Justice Alito and Chief Justice Roberts held back from joining Scalia in giving such ringing protection of the First Amendment to these entertainments. Alito preferred to strike down the law in California simply because it contained terms such as “deviant” and “morbid,” which could introduce some critical uncertainty in what exactly was being forbidden. But it is hard to imagine the law being more precise in describing what it meant to forbid, and therefore hard to imagine that the producers or vendors of this material could be in any doubt as to what the law was barring. We may run here into a problem we encounter when the law seeks to bar certain bizarre sexual antics: if the legislators hold back in a decorous reticence, the law can be challenged on grounds of vagueness.
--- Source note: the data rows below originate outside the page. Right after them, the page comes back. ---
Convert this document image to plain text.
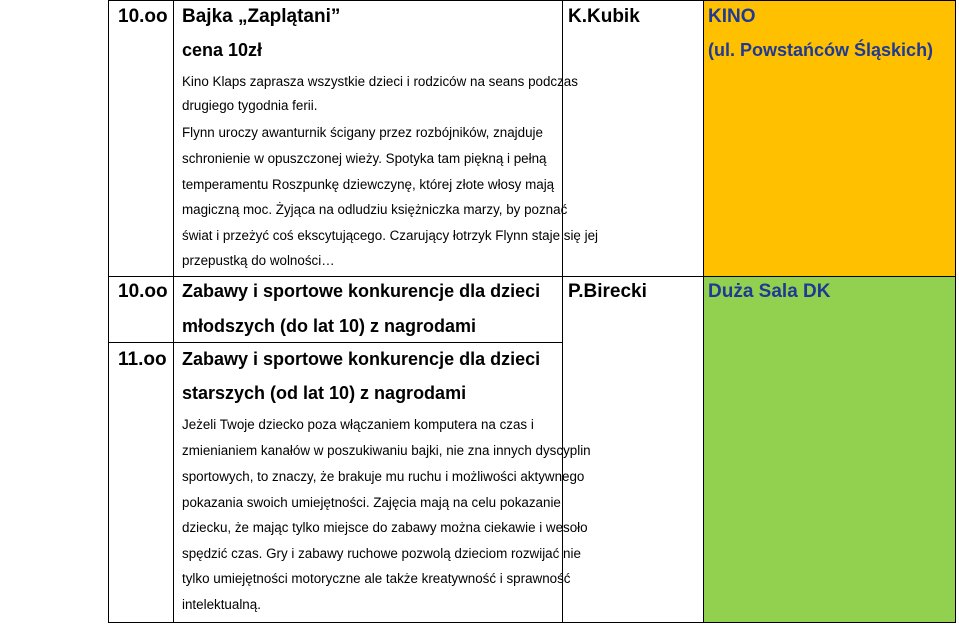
10.oo Bajka „Zaplątani”
cena 10zł
Kino Klaps zaprasza wszystkie dzieci i rodziców na seans podczas
drugiego tygodnia ferii.
Flynn uroczy awanturnik ścigany przez rozbójników, znajduje
schronienie w opuszczonej wieży. Spotyka tam piękną i pełną
temperamentu Roszpunkę dziewczynę, której złote włosy mają
magiczną moc. Żyjąca na odludziu księżniczka marzy, by poznać
świat i przeżyć coś ekscytującego. Czarujący łotrzyk Flynn staje się jej
przepustką do wolności…
K.Kubik	KINO
(ul. Powstańców Śląskich)
10.oo Zabawy i sportowe konkurencje dla dzieci
młodszych (do lat 10) z nagrodami
P.Birecki	Duża Sala DK
11.oo Zabawy i sportowe konkurencje dla dzieci
starszych (od lat 10) z nagrodami
Jeżeli Twoje dziecko poza włączaniem komputera na czas i
zmienianiem kanałów w poszukiwaniu bajki, nie zna innych dyscyplin
sportowych, to znaczy, że brakuje mu ruchu i możliwości aktywnego
pokazania swoich umiejętności. Zajęcia mają na celu pokazanie
dziecku, że mając tylko miejsce do zabawy można ciekawie i wesoło
spędzić czas. Gry i zabawy ruchowe pozwolą dzieciom rozwijać nie
tylko umiejętności motoryczne ale także kreatywność i sprawność
intelektualną.
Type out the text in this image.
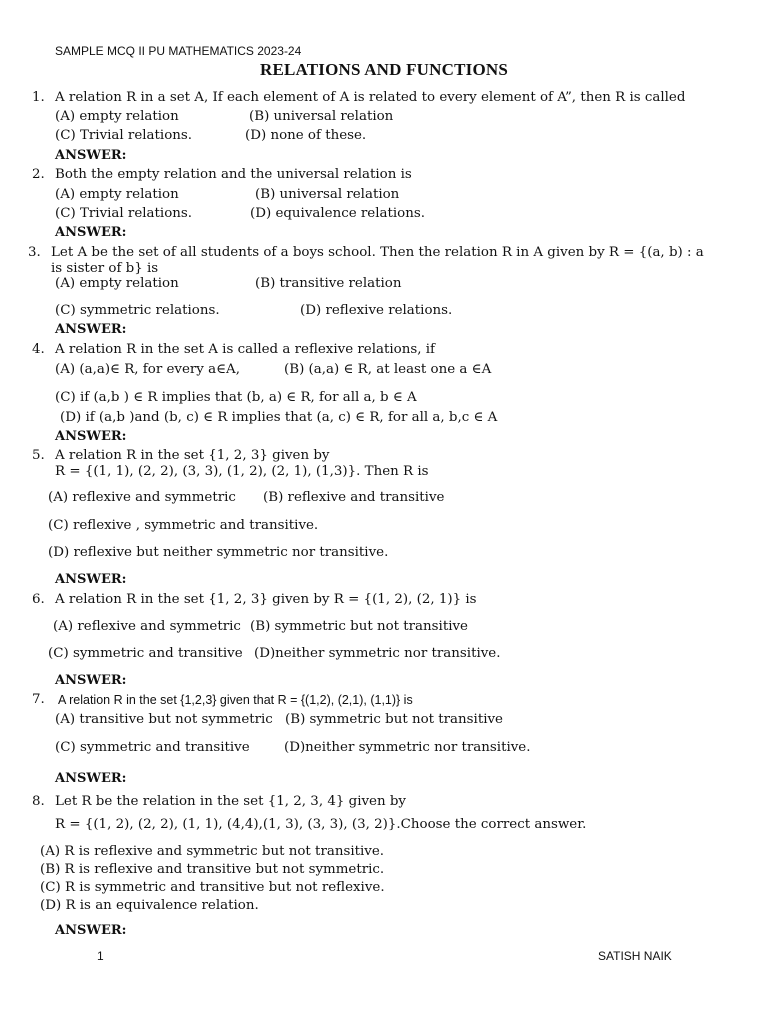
SAMPLE MCQ II PU MATHEMATICS 2023-24
RELATIONS AND FUNCTIONS
1. A relation R in a set A, If each element of A is related to every element of A”, then R is called
(A) empty relation	(B) universal relation
(C) Trivial relations.	(D) none of these.
ANSWER:
2. Both the empty relation and the universal relation is
(A) empty relation	(B) universal relation
(C) Trivial relations.	(D) equivalence relations.
ANSWER:
3. Let A be the set of all students of a boys school. Then the relation R in A given by R = {(a, b) : a
is sister of b} is
(A) empty relation	(B) transitive relation
(C) symmetric relations.	(D) reflexive relations.
ANSWER:
4. A relation R in the set A is called a reflexive relations, if
(A) (a,a)∈ R, for every a∈A,	(B) (a,a) ∈ R, at least one a ∈A
(C) if (a,b ) ∈ R implies that (b, a) ∈ R, for all a, b ∈ A
(D) if (a,b )and (b, c) ∈ R implies that (a, c) ∈ R, for all a, b,c ∈ A
ANSWER:
5. A relation R in the set {1, 2, 3} given by
R = {(1, 1), (2, 2), (3, 3), (1, 2), (2, 1), (1,3)}. Then R is
(A) reflexive and symmetric (B) reflexive and transitive
(C) reflexive , symmetric and transitive.
(D) reflexive but neither symmetric nor transitive.
ANSWER:
6. A relation R in the set {1, 2, 3} given by R = {(1, 2), (2, 1)} is
(A) reflexive and symmetric (B) symmetric but not transitive
(C) symmetric and transitive (D)neither symmetric nor transitive.
ANSWER:
7. A relation R in the set {1,2,3} given that R = {(1,2), (2,1), (1,1)} is
(A) transitive but not symmetric (B) symmetric but not transitive
(C) symmetric and transitive	(D)neither symmetric nor transitive.
ANSWER:
8. Let R be the relation in the set {1, 2, 3, 4} given by
R = {(1, 2), (2, 2), (1, 1), (4,4),(1, 3), (3, 3), (3, 2)}.Choose the correct answer.
(A) R is reflexive and symmetric but not transitive.
(B) R is reflexive and transitive but not symmetric.
(C) R is symmetric and transitive but not reflexive.
(D) R is an equivalence relation.
ANSWER:
1	SATISH NAIK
If they become overly explicit in describing the things they are seeking to restrain, they convert the statute books into a handbook of pornography. At a certain point, the law simply has to rely on a commonsense understanding of what legislators, armed with a decent vocabulary and sense of decorum, were seeking to express. The occupational hazard for the judges is that their proper vigilance over what is enacted into law may spill over into the fallacy that the legislator, or any other person, can possibly spell out in exhaustive detail everything he means to forbid, without the danger of venturing into things he never meant to reach. At a certain point, the judges may have to settle in with the notion that the law is made by people with ordinary wit and that it can be administered, with tolerable faithfulness, by people with the same human gifts. But in the meantime, it would be a mistake of another order to get fixed on problems of this kind when the ground for the law touches axioms of our understanding, which are accessible even to folks not burdened with a legal education.